DULUTH, Minn. (KMSP) - Three former University of Minnesota Duluth coaches are expected to announce a lawsuit connected to discrimination claims against the school at a news conference in Eden Prairie on Monday.
Shannon Miller, Jen Banford and Annette Wiles each received right-to-sue letters from the U.S. Department of Justice, according to representing attorney Dan Siegel of Siegel & Lee in Oakland, Calif. The news conference will be held at the law firm of Fafinski Mark & Johnson in Eden Prairie. The coaches are being represented by Seigel, Anne Butterfield Weills of Siegel & Lee, and Donald Chance Mark, Jr. of Fafinski Mark & Johnson, the Duluth News Tribune reported.
In an email, UMD’s director of marketing and public relations released a statement from Chancellor Lendley Black:
"We are committed to fostering a campus climate that is welcoming to all individuals. I support the leadership, direction, and positive momentum of UMD Bulldog athletics."
The email also contained the following statement:
“We are aware that there is a press conference on Monday and are not in a position to comment about what the individuals or their lawyers will discuss there. We have fully cooperated with an internal review of the complaints raised, and dispute the broad claims of discrimination.”
Miller served as head coach of the Bulldog women’s hockey team for 16 years, and helped lead them to five NCAA national championships. In December, she was told her contract wouldn’t be renewed, citing a $4.5 million budget deficit. Her $215,000 salary made her the highest-paid coach in women's hockey. She has accused the university of Title IX violations and discrimination based on her gender and because she’s gay.
Banford, the head women’s softball coach, was told at the same time as the rest of Miller’s hockey staff that she wouldn’t be brought back as the team’s director of hockey operations.
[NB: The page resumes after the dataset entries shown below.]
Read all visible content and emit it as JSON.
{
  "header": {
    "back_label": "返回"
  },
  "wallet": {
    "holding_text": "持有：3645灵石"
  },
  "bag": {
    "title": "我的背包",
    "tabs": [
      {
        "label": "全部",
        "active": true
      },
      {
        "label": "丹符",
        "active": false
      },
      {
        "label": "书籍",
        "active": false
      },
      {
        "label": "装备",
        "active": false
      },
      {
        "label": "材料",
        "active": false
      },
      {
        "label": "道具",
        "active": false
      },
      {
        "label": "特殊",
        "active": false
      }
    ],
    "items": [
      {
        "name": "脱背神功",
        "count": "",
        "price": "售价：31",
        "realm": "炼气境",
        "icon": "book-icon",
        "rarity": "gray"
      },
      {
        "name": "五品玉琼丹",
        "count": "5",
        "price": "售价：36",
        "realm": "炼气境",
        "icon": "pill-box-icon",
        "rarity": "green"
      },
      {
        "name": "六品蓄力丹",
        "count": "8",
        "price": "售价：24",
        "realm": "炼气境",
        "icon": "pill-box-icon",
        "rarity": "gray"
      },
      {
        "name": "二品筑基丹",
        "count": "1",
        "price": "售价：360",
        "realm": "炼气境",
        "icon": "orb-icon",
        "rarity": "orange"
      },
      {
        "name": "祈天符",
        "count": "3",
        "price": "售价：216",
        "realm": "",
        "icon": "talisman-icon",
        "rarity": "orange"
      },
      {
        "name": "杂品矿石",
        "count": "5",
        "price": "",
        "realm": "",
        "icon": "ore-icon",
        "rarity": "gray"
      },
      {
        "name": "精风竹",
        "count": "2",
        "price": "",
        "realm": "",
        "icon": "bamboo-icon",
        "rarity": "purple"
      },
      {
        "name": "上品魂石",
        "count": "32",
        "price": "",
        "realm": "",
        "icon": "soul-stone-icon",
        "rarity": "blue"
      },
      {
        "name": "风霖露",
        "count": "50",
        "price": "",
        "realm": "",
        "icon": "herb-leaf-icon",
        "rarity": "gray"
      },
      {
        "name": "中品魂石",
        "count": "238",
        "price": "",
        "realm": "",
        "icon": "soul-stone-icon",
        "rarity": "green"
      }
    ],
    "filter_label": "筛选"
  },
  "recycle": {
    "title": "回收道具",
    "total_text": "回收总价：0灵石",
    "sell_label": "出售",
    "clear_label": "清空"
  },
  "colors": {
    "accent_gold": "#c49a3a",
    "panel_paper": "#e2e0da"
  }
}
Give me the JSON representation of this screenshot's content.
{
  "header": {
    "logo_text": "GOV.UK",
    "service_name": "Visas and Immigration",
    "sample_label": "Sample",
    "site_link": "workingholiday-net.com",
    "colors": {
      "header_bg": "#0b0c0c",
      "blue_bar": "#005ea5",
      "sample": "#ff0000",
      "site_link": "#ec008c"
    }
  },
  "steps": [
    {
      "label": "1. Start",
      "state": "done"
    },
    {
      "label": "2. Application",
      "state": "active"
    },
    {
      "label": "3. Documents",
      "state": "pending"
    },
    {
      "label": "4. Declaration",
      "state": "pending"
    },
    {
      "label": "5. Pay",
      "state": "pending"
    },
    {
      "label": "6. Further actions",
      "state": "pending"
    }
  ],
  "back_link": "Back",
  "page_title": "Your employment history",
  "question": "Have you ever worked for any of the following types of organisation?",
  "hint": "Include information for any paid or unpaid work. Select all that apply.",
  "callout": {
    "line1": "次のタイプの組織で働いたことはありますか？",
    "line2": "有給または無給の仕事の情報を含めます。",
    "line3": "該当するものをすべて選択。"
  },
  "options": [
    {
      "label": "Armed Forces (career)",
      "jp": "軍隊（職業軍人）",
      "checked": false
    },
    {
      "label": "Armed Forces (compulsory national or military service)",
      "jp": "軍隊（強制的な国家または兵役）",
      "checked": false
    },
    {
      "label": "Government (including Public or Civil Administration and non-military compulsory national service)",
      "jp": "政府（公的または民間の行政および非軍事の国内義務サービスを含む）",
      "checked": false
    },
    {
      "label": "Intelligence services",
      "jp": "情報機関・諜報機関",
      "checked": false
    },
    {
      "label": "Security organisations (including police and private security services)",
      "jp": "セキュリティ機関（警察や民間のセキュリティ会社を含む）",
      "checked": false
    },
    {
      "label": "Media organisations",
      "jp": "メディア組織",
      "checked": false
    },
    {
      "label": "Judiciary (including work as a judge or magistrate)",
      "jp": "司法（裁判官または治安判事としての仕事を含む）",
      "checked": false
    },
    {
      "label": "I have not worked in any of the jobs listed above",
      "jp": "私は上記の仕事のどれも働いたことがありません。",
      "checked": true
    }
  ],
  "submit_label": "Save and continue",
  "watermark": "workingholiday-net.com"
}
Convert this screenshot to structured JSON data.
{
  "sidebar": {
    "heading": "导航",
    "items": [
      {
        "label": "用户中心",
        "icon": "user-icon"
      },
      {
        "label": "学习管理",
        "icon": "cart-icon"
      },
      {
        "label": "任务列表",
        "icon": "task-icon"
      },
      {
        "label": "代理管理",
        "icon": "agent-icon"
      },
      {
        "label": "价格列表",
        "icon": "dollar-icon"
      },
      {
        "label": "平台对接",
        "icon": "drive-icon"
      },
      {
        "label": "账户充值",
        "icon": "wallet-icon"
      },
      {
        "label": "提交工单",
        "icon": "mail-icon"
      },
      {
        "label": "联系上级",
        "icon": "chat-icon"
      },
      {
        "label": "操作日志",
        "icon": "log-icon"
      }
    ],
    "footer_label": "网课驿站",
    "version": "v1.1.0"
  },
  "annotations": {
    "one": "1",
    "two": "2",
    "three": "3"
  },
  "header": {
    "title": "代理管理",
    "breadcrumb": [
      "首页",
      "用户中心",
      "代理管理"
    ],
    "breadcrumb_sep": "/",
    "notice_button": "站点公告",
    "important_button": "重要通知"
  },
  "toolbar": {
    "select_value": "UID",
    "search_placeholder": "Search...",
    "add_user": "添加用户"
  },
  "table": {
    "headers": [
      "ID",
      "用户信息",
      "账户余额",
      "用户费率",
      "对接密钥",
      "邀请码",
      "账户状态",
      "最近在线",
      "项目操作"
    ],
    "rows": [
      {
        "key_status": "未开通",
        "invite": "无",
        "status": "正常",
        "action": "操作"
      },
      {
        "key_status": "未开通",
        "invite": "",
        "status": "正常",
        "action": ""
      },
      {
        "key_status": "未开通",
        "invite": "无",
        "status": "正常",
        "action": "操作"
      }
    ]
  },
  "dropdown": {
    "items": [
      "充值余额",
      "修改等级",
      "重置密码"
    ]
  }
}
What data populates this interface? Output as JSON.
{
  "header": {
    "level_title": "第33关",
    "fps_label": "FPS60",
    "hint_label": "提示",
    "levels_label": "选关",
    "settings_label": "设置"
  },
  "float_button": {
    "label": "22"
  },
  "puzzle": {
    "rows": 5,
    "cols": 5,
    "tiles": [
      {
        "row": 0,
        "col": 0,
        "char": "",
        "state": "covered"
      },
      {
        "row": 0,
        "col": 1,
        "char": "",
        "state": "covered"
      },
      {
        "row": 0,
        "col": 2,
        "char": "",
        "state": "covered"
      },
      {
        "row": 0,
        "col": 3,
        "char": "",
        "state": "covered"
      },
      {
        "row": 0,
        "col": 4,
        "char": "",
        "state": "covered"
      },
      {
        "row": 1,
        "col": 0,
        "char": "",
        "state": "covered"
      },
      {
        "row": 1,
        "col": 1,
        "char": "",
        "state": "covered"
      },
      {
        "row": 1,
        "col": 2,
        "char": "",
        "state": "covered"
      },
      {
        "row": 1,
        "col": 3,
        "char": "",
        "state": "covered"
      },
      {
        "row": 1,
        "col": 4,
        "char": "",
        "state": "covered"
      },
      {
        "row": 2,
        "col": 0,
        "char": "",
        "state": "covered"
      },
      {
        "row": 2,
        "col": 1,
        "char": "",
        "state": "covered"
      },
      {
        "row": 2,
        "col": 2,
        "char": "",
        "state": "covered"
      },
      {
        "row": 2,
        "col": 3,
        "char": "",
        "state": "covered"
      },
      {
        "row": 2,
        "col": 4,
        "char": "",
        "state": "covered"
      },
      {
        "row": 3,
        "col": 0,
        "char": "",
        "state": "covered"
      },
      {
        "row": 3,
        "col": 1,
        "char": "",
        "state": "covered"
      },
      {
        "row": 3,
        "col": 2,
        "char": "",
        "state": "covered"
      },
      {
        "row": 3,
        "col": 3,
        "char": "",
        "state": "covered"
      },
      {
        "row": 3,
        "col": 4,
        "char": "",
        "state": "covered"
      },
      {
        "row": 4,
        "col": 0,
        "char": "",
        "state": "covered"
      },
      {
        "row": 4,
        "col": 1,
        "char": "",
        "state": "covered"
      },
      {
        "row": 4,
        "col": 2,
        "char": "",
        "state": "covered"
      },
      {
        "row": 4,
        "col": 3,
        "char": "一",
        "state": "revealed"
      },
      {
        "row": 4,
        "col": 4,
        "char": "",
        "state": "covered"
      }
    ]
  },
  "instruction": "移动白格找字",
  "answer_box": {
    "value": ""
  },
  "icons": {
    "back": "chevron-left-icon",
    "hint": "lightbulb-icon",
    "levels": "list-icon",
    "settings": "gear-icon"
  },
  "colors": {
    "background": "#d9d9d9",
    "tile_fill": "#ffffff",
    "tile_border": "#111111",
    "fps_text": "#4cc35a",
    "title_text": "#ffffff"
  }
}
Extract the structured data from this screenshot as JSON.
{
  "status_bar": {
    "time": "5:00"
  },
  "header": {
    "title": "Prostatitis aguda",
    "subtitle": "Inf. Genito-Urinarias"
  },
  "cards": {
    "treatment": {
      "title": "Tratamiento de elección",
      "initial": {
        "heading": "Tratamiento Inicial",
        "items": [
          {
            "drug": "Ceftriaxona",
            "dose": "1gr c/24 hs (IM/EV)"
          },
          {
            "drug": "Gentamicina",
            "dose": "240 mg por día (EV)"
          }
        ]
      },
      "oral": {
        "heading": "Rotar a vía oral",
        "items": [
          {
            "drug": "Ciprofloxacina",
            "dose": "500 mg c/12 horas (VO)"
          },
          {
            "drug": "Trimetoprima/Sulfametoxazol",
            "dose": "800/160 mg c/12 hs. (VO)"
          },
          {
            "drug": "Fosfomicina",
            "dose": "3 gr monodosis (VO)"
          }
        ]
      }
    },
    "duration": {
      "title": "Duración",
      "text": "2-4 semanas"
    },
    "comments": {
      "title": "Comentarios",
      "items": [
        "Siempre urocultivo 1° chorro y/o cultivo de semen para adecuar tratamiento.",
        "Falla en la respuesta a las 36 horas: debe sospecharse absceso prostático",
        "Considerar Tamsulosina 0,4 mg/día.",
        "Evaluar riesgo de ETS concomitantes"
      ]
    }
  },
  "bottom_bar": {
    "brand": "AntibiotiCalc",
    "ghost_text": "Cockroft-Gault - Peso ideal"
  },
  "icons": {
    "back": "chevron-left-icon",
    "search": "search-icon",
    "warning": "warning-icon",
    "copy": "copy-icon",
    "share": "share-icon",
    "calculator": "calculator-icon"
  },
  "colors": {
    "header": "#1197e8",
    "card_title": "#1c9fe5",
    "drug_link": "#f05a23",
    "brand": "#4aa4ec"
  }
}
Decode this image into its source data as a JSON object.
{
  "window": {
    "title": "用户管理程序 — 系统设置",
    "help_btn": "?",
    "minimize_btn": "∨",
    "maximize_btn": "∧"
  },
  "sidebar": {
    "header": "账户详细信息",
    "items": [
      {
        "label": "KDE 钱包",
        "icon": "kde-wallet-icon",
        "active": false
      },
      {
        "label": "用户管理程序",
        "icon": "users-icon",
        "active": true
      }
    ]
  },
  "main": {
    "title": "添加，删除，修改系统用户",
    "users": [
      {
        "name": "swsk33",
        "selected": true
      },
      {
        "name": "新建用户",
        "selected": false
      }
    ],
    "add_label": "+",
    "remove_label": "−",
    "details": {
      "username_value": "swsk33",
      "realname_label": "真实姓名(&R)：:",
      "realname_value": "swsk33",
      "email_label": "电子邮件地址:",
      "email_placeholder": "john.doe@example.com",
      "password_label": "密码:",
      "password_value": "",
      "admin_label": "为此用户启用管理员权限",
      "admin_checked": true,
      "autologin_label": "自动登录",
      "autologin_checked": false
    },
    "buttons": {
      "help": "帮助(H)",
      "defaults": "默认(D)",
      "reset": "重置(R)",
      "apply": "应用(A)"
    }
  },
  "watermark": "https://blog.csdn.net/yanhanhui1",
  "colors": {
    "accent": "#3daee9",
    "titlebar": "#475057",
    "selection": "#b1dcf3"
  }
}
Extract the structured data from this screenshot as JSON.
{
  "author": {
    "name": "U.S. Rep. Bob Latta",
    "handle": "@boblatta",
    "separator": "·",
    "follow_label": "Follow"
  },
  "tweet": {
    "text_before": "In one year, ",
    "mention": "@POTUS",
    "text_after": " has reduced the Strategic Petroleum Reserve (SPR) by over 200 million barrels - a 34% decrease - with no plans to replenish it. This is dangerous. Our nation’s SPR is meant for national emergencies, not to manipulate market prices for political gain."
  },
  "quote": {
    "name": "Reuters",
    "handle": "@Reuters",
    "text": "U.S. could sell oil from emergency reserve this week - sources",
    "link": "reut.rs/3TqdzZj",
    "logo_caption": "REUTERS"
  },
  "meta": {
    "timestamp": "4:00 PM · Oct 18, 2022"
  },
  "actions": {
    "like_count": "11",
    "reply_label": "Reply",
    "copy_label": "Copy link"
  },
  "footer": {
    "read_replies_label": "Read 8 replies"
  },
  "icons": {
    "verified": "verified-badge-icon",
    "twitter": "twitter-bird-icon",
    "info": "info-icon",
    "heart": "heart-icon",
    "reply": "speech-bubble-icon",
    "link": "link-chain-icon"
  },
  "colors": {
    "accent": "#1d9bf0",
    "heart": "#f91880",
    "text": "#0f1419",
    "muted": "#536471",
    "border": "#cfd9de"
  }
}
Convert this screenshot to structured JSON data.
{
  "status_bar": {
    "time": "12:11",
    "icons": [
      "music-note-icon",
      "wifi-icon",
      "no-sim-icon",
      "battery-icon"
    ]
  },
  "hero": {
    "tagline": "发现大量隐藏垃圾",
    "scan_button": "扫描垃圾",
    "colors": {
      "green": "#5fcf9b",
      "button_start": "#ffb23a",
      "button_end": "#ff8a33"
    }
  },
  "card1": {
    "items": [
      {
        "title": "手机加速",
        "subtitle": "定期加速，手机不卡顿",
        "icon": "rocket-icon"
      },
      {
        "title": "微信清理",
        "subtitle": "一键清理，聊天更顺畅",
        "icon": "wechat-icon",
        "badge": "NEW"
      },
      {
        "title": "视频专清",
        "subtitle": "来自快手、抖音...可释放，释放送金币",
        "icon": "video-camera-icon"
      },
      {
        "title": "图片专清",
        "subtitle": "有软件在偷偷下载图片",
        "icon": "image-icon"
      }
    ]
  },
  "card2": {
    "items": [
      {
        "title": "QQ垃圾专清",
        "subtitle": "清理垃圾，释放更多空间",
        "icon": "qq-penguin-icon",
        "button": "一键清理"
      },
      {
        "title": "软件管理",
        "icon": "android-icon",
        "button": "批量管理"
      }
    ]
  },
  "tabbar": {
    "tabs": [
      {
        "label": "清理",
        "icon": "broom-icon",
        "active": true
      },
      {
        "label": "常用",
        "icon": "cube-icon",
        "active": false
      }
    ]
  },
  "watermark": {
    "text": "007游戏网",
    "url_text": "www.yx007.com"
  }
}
She was offered a one-year contract from the university to remain head softball coach, but she declined.
Head women’s basketball coach Wiles resigned in June after seven seasons, citing an unhealthy work environment.
Siegel has won two of the largest Title IX judgments ever handed down involving coaches who were fired in part for advocating for equal treatment of female coaches and athletes.